Monday, 6 May 2019

Peaky 2019

Peaky 2019 was a really good Peaky for me - I don’t think it could have gone much better.

(If you’re new here, Peaky is a freeform writing weekend. About 30 freeform writers meet on Friday evening and form groups of 5-6 writers. The rest of Friday evening and all of Saturday is spent writing the freeform, and the freeforms are then all run on Sunday.)

I co-wrote Tea at Longbourne and played two other freeforms and several boardgames.

Writing Tea at Longbourne (Friday)

I ended up in a writing  group with Tony, Heidi, AJ and Phil. It felt a bit like getting the band back together - Tony, Heidi, AJ and I were part of the writing team for Once Upon A Time in Tombstone. So it was easy for us to write together, and we’ve all each written games with Phil.

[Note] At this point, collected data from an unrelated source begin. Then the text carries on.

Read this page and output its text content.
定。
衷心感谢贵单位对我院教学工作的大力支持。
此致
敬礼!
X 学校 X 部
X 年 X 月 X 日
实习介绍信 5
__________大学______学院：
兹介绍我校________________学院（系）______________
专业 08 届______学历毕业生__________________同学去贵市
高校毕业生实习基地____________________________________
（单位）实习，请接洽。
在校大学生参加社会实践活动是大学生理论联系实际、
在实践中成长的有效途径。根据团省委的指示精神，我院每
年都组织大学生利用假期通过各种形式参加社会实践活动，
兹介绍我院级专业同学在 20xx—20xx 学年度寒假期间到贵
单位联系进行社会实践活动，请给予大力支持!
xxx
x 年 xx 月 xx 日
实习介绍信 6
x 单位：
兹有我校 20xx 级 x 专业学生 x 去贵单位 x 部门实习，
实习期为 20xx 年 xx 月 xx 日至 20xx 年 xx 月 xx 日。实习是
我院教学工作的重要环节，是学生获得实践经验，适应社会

Unfortunately, we struggled to come up with an idea. Peaky starts with a session where everyone pitches ideas for freeforms (that may or may not be written). In our case, I was getting a bit fed up with the process (nothing really grabbed me) when Heidi half-flippantly said that she didn’t care what she wrote provided she wrote it in the room next door. I agreed, as did Phil, AJ and Tony - and at which point we had formed a group. But we didn’t have an idea.

AJ had pitched an idea that involved meaningful decisions, so we kicked that around for a while. I’ve had an idea about a first contact situation where the players are members of the United Nations. They have to react to events (one of Jupiter’s moons goes missing, that sort of thing). We also talked about the old BBC tv show Crisis Command, which was like a Cobra emergency committee larp.

But someone wondered if we could do a different genre, and completely randomly I suggested Pride and Prejudice. And that stuck… We came up with an idea where the characters would make key decisions that would affect events further down the line. And because we’re all nerds and geeks, some of those decisions were a bit gonzo. (We really were taking the most appalling liberties with Pride and Prejudice!)

But we really couldn’t figure out how to do it. We kicked ideas around all Friday night. We thought about making it very Nordic and getting the players to do all the hard work. (That was appealing - we figured we could finish before lunch and spend the rest of Saturday playing games.)

We decided to sleep on it, and hope for inspiration.

Writing Tea at Longbourne (Saturday)

And inspiration didn’t come. We had some ideas, but they weren’t that much better and we couldn’t agree what to do. To me, the ideas felt a bit nebulous and I had a feeling that we had something, but we needed a bit more detail.

So I suggested that everyone spends 30-45 minutes writing their idea up - how they envisaged the game would work. (Tony reported to another group that at this point we were all writing our own game…) We then printed out everyone’s ideas and reviewed them all. We picked the best ideas from each and suddenly we had a structure we could use.

Once we had decided what to write, Tea at Longbourne turned out to be ridiculously easy to write. It helped that the characters are extremely well known, and we could take great chunks from Wikipedia. (In fact, the cast list was almost entirely taken from Wikipedia.)

Another thing that made it easy is that we had structured the game so that we had pairs of characters acting as a team. So once we’d written one, we just had to change the names and we’d written the other. That sped everything up and we ended up finishing by 6pm. (Another writing group finished before us, mind you.)

We spent the rest of the evening playing boardgames - and I organised the Sunday running order, as usual. (I have a system now and it works smoothly).

Sunday - playing the games

On Sunday we played the games. The running order was:

0930 The Circus of Wonders and Shadows and Here’s Dreaming of You Kid
1230 Tea at Longbourne and Berlin Station
1500 Seeds of Humanity and Imaginary Friends

In The Circus of Wonders and Shadows I played an insecure stage magician who had come into possession of a fabulous artefact - but unfortunately had terrible consequences. I had a lovely time agonising whether to continue using it in my show or not.

I didn’t play in Here’s Dreaming of You Kid, which was a four-player game about relationships. (The GMs ran two games simultaneously, otherwise we would have had spare players with nothing to do.) It sounded really interesting though.

Berlin Station was a cold-war spy game that I didn’t play because I was running Tea at Longbourne.

Tea at Longbourne went really well - apart from a few logic errors towards the end, the players seemed to have a great time and even held an impromptu dance. There are a couple of changes that I want to make - the main one to allow for an ending that makes everyone happy. In the current version of the game it’s not possible for everyone to get what they want, and I’m not sure that’s the right thing to do in a Pride and Prejudice game.

A dance in Tea at Longbourne
In Seeds of Humanity I played a Botanist on a colony ship leaving a doomed earth. Unfortunately I struggled a bit with this game - it mixed a murder mystery with a bunch of angst, and while that worked for some, my character was a bit too peripheral to be fully involved.

Imaginary Friends was the last game - which was about childhood imaginary friends (I think). It sounded good.

Six out of six

So six freeforms written at Peaky, most of which I’m sure will be played again at some point. (I know I’m going to work on Tea at Longbourne.)